But “this is more than just a data center,” says one senior intelligence official who until recently was involved with the program. The mammoth Bluffdale center will have another important and far more secret role that until now has gone unrevealed. It is also critical, he says, for breaking codes. And code-breaking is crucial, because much of the data that the center will handle—financial information, stock transactions, business deals, foreign military and diplomatic secrets, legal documents, confidential personal communications—will be heavily encrypted. According to another top official also involved with the program, the NSA made an enormous breakthrough several years ago in its ability to cryptanalyze, or break, unfathomably complex encryption systems employed by not only governments around the world but also many average computer users in the US. The upshot, according to this official: “Everybody’s a target; everybody with communication is a target.”

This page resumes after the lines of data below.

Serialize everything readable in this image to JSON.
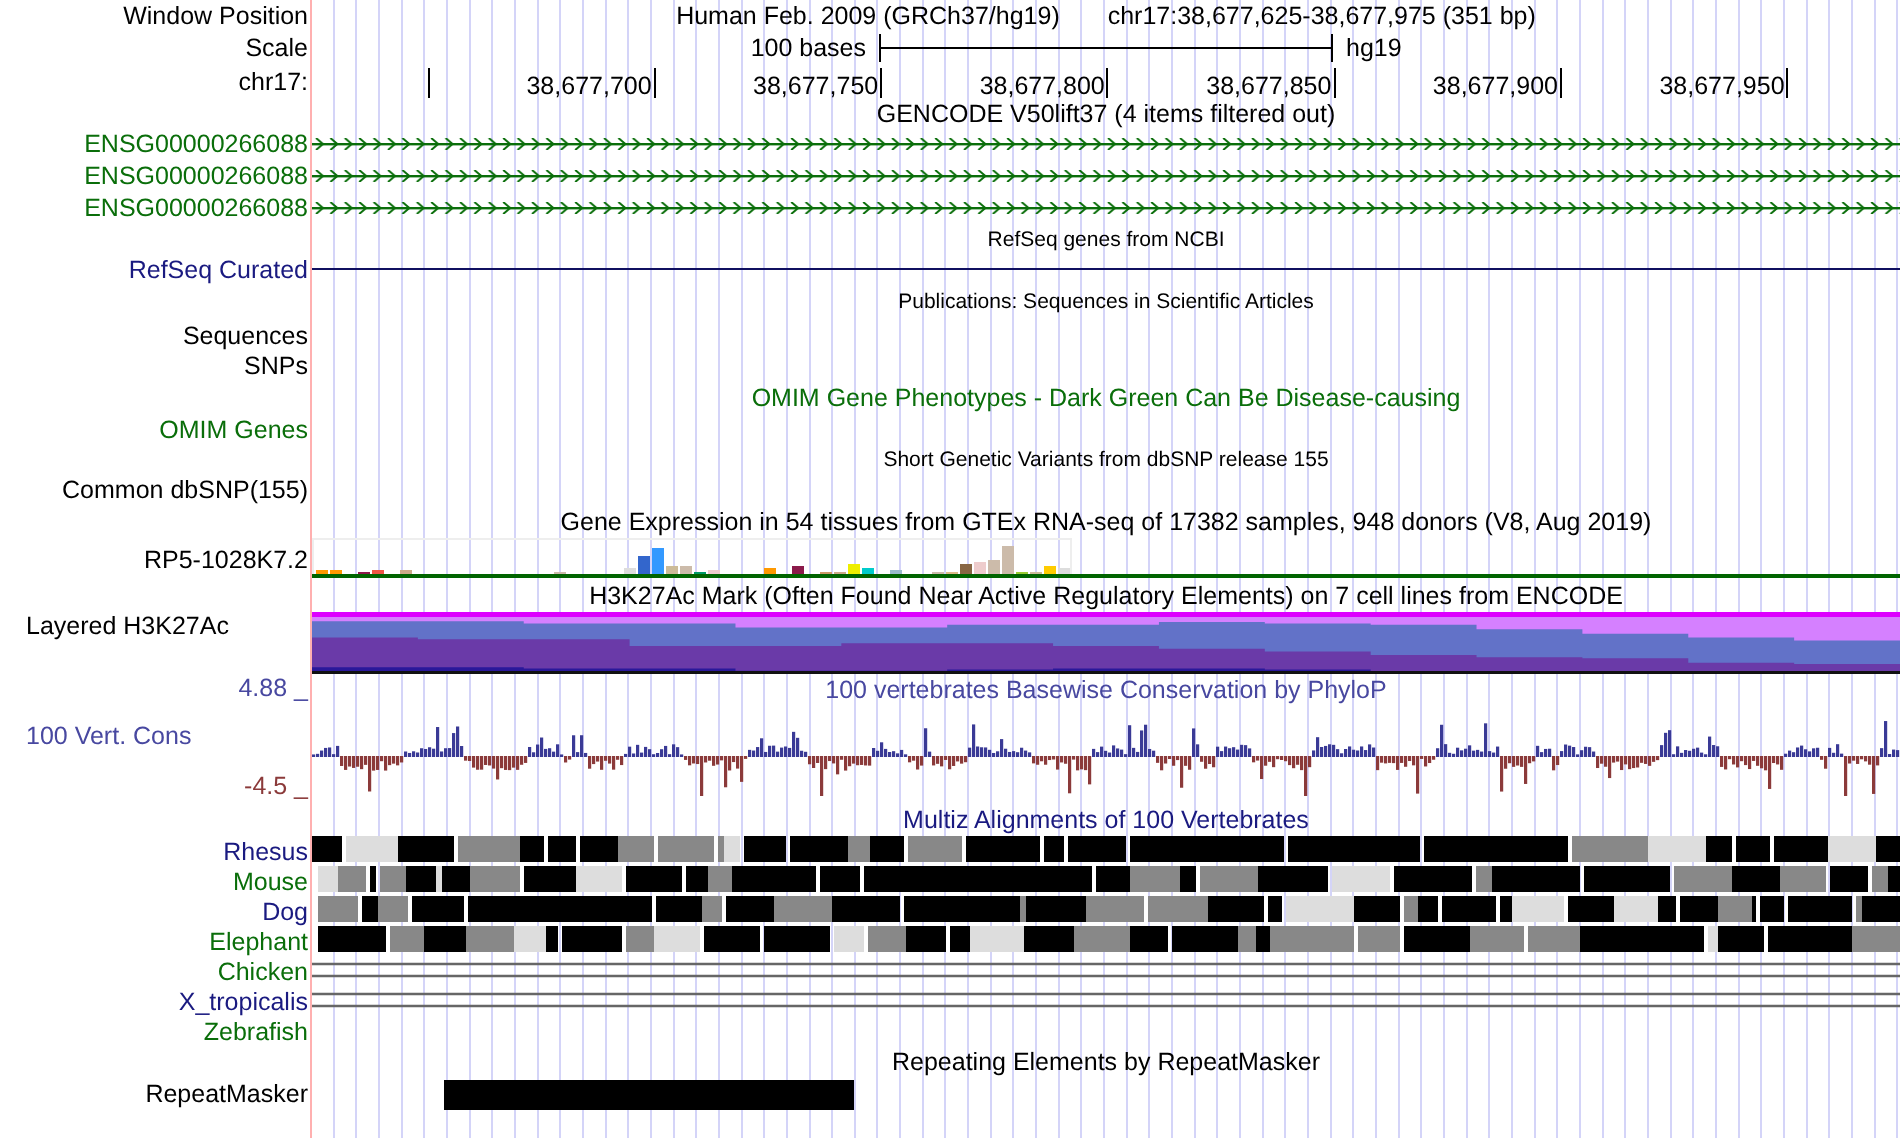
{
  "header": {
    "position_label": "Window Position",
    "assembly": "Human Feb. 2009 (GRCh37/hg19)",
    "position": "chr17:38,677,625-38,677,975 (351 bp)",
    "scale_label": "Scale",
    "scale_text": "100 bases",
    "scale_db": "hg19",
    "chrom_label": "chr17:",
    "ticks": [
      "38,677,700",
      "38,677,750",
      "38,677,800",
      "38,677,850",
      "38,677,900",
      "38,677,950"
    ]
  },
  "gencode": {
    "title": "GENCODE V50lift37 (4 items filtered out)",
    "items": [
      {
        "name": "ENSG00000266088"
      },
      {
        "name": "ENSG00000266088"
      },
      {
        "name": "ENSG00000266088"
      }
    ]
  },
  "refseq": {
    "title": "RefSeq genes from NCBI",
    "label": "RefSeq Curated"
  },
  "publications": {
    "title": "Publications: Sequences in Scientific Articles",
    "labels": [
      "Sequences",
      "SNPs"
    ]
  },
  "omim": {
    "title": "OMIM Gene Phenotypes - Dark Green Can Be Disease-causing",
    "label": "OMIM Genes"
  },
  "dbsnp": {
    "title": "Short Genetic Variants from dbSNP release 155",
    "label": "Common dbSNP(155)"
  },
  "gtex": {
    "title": "Gene Expression in 54 tissues from GTEx RNA-seq of 17382 samples, 948 donors (V8, Aug 2019)",
    "label": "RP5-1028K7.2"
  },
  "h3k27ac": {
    "title": "H3K27Ac Mark (Often Found Near Active Regulatory Elements) on 7 cell lines from ENCODE",
    "label": "Layered H3K27Ac"
  },
  "conservation": {
    "title": "100 vertebrates Basewise Conservation by PhyloP",
    "label": "100 Vert. Cons",
    "max": "4.88 _",
    "min": "-4.5 _"
  },
  "multiz": {
    "title": "Multiz Alignments of 100 Vertebrates",
    "species": [
      {
        "name": "Rhesus",
        "color": "#1a1a80",
        "kind": "blocks"
      },
      {
        "name": "Mouse",
        "color": "#0a6e0a",
        "kind": "blocks"
      },
      {
        "name": "Dog",
        "color": "#1a1a80",
        "kind": "blocks"
      },
      {
        "name": "Elephant",
        "color": "#0a6e0a",
        "kind": "blocks"
      },
      {
        "name": "Chicken",
        "color": "#0a6e0a",
        "kind": "lines"
      },
      {
        "name": "X_tropicalis",
        "color": "#1a1a80",
        "kind": "lines"
      },
      {
        "name": "Zebrafish",
        "color": "#0a6e0a",
        "kind": "none"
      }
    ]
  },
  "repeatmasker": {
    "title": "Repeating Elements by RepeatMasker",
    "label": "RepeatMasker"
  }
}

For the NSA, overflowing with tens of billions of dollars in post-9/11 budget awards, the cryptanalysis breakthrough came at a time of explosive growth, in size as well as in power. Established as an arm of the Department of Defense following Pearl Harbor, with the primary purpose of preventing another surprise assault, the NSA suffered a series of humiliations in the post-Cold War years. Caught offguard by an escalating series of terrorist attacks—the first World Trade Center bombing, the blowing up of US embassies in East Africa, the attack on the USS Cole in Yemen, and finally the devastation of 9/11—some began questioning the agency’s very reason for being. In response, the NSA has quietly been reborn. And while there is little indication that its actual effectiveness has improved—after all, despite numerous pieces of evidence and intelligence-gathering opportunities, it missed the near-disastrous attempted attacks by the underwear bomber on a flight to Detroit in 2009 and by the car bomber in Times Square in 2010—there is no doubt that it has transformed itself into the largest, most covert, and potentially most intrusive intelligence agency ever created.

In the process—and for the first time since Watergate and the other scandals of the Nixon administration—the NSA has turned its surveillance apparatus on the US and its citizens. It has established listening posts throughout the nation to collect and sift through billions of email messages and phone calls, whether they originate within the country or overseas. It has created a supercomputer of almost unimaginable speed to look for patterns and unscramble codes. Finally, the agency has begun building a place to store all the trillions of words and thoughts and whispers captured in its electronic net. And, of course, it’s all being done in secret. To those on the inside, the old adage that NSA stands for Never Say Anything applies more than ever.